野党支持者はおそらく自分たちが支持する政党に政策立案能力がないことに気がつきつつある。東京都知事選挙で対立候補がまとめられなかたことからそれは明白だろう。だが、我々はそれを直視しようとしない。バカだから気がつかないわけではない。おそらく直視した途端に無力感に打ちひしがれ全てが破綻すると思い込んでいる。そして、実際には目を背ければ背けるほど無力感は大きくなる。

実は我々が直視できないものがもう一つある。それがアメリカの存在である。どうやらトランプ大統領はかなりアテにならない大統領であるということがわかってきている。ところがこのことを正面から論評する人はほとんどいない。もちろんジョージ・フロイド事件をきっかけにした黒人暴動や抗議運動については知られている。

日本では逆に「ジョージ・フロイドの抗議運動をしている人たちは一体何を騒いでいるのか」とか「落とし所は何なのか」と考える人たちが増えてきているようだ。これが中国なら大きなニュースになる。我々はかなり選択的にニュースを選んでいるのだが、それに気がつかないふりをしている。不安だからだ。

アメリカではボルトン前大統領補佐官やドナルドトランプ大統領の姪であるマリートランプさんが暴露本を出版する予定である。おそらく今後トランプ大統領の資質に関する問題が語られることになるのだろうがそれはおそらくスルーされることになるだろう。その一方、NHKは「国籍不明の潜水艦が」というニュースをトップで流していた。中国に目を向けたいのである。

実際に中国の動きはエスカレートしているようだ。台湾海域に飛行機を飛ばし、インドとぶつかり、オーストラリアにはサイバー攻撃を仕掛けているようである。北朝鮮問題も手詰まりになっている。韓国はおそらく北朝鮮との対話に失敗した。北朝鮮当局が目指しているのは制裁の完全な撤回だが韓国はその期待に応えられなかった。北朝鮮が核兵器を放棄しない限り対話は再開できないだろう。

私たちは日本政府がまともな対応能力を持っているとも思っていないしアメリカのことも信頼していない。だが、一部では「ミサイル攻撃態勢を見直すなら先制攻撃もできるようにすべきなのだ」という論説が出始めている。こうした主張をする人はおそらく自分たちの論理が破綻しているということに気がついている。気がついているからこそ強硬にそう主張するのだろう。

おそらく「見たくないものを見ない」政治議論は今後ますます不機嫌なものになってしまうだろう。不安になればなるほど過激な行動への誘惑が高まる。これはかつて日本人が第二次世界大戦に突入した時に経験したのとまさに同じことである。

ここまで書いて「お先真っ暗だな」と思った。

我々が再び冷静にものを見るのは簡単である。見たくないものに再び目を向ければいい、ただそれだけなのだが、我々はそれができない。
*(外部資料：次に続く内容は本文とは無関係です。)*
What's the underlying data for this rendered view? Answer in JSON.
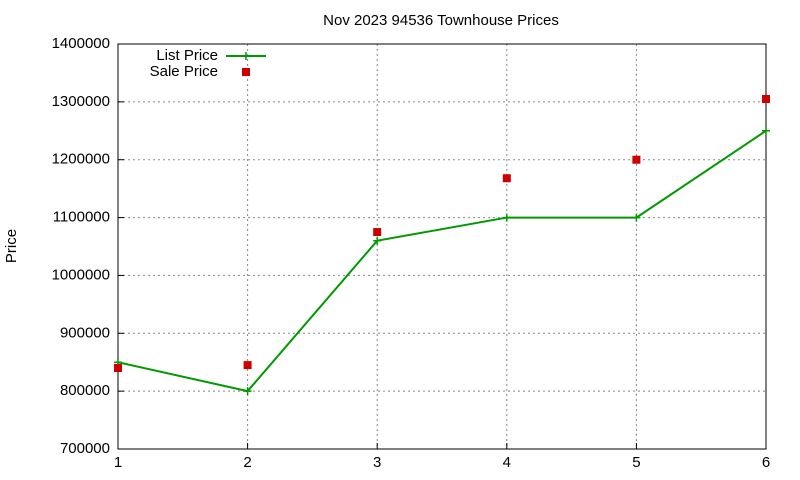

ところが、パソコンの画面から離れて歩きながら考えていてふと気がついた。我々はコロナウイルスについても見て見ぬ振りをしようとしている。「あれは夜の街の特殊な人たちの病気なのだ」と思うことでなかったことにできると考えているのである。

だが、実際の統計はごまかせない。おそらく管理に失敗すればたちどころに病気が蔓延する。だが、逆にウイルスが管理できているということは我々がきちんと自分たちの社会を管理できているということなのである。

新型コロナウイルスは厄介なウイルスだ。だが、実際には成果が目に見えてごまかせないものがあることで我々はかなり救われているのだろうと思った。まさか自分がそんなことを考えるなどとは思いもしなかった。